No. It works best when you already have telemetry and a SIEM/EDR workflow, but smaller teams can still use it to standardize hunts. If your logging is thin, the output will mostly expose data gaps, which is still useful.

Is this better than a normal prompt?

Yes, when you need consistency. A normal prompt may generate a hunt idea; building-threat-hunt-hypothesis-framework is designed to produce a testable hypothesis, identify the needed evidence, and guide documentation. If you only need a one-off brainstorming answer, a plain prompt may be enough.

Does it fit Threat Modeling work?

Yes, but only as a hunt-focused extension of Threat Modeling. Use it when you want threat-model assumptions translated into concrete telemetry questions. It is not a full architecture risk model or control design method by itself.

When should I not use it?

Do not use it if you need broad malware analysis, fully automated detection engineering, or an environment with no meaningful log coverage. It also will not help much if you cannot name the platform or the technique you want to validate.

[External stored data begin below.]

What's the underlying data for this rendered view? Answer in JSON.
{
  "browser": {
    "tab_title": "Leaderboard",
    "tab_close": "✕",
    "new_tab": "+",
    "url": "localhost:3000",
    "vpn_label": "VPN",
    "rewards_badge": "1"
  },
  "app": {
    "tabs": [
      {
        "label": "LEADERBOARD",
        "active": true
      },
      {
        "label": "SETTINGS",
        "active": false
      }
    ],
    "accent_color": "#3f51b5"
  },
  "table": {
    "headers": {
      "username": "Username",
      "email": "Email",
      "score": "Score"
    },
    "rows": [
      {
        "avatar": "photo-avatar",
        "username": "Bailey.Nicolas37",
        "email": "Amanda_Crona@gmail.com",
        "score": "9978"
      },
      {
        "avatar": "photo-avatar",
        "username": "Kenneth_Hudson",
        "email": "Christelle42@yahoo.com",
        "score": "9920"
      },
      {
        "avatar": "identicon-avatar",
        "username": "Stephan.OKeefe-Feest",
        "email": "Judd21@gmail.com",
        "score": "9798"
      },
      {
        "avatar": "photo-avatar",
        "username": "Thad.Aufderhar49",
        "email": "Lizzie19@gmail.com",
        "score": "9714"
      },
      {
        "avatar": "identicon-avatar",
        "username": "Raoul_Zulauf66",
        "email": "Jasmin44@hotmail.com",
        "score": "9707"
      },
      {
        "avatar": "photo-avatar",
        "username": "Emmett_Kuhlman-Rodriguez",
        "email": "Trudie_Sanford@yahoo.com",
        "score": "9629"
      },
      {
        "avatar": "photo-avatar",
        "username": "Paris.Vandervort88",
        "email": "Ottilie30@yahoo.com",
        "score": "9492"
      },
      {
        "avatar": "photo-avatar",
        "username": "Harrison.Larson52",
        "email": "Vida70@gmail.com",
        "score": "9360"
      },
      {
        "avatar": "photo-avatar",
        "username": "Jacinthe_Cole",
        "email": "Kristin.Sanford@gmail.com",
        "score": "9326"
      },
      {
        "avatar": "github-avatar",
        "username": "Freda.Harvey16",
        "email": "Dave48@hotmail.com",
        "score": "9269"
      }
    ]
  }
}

How to Improve building-threat-hunt-hypothesis-framework skill

Provide the inputs that change the hunt

The biggest quality jump comes from naming the exact technique, platform, and evidence boundary. Include what you expect to see, what “normal” looks like, and what log sources are actually available. That lets the building-threat-hunt-hypothesis-framework skill choose stronger queries and fewer generic assumptions.

Share constraints and decision rules

Tell it which tools you can query, which event IDs are enabled, and what would count as a true positive, false positive, or benign pattern. If you have coverage gaps, say so. The skill performs better when it can separate “not observed” from “not logged.”

Refine the first output

After the first pass, ask for one of three upgrades: tighter scope, more precise telemetry mapping, or a deeper baseline/anomaly split. For example: “Rewrite this hunt for only Windows endpoints with Sysmon 1, 3, 10, and 22,” or “Turn these hypotheses into a hunt plan with explicit success criteria and expected false positives.” That kind of iteration improves the building-threat-hunt-hypothesis-framework guide output much more than asking for a broader framework.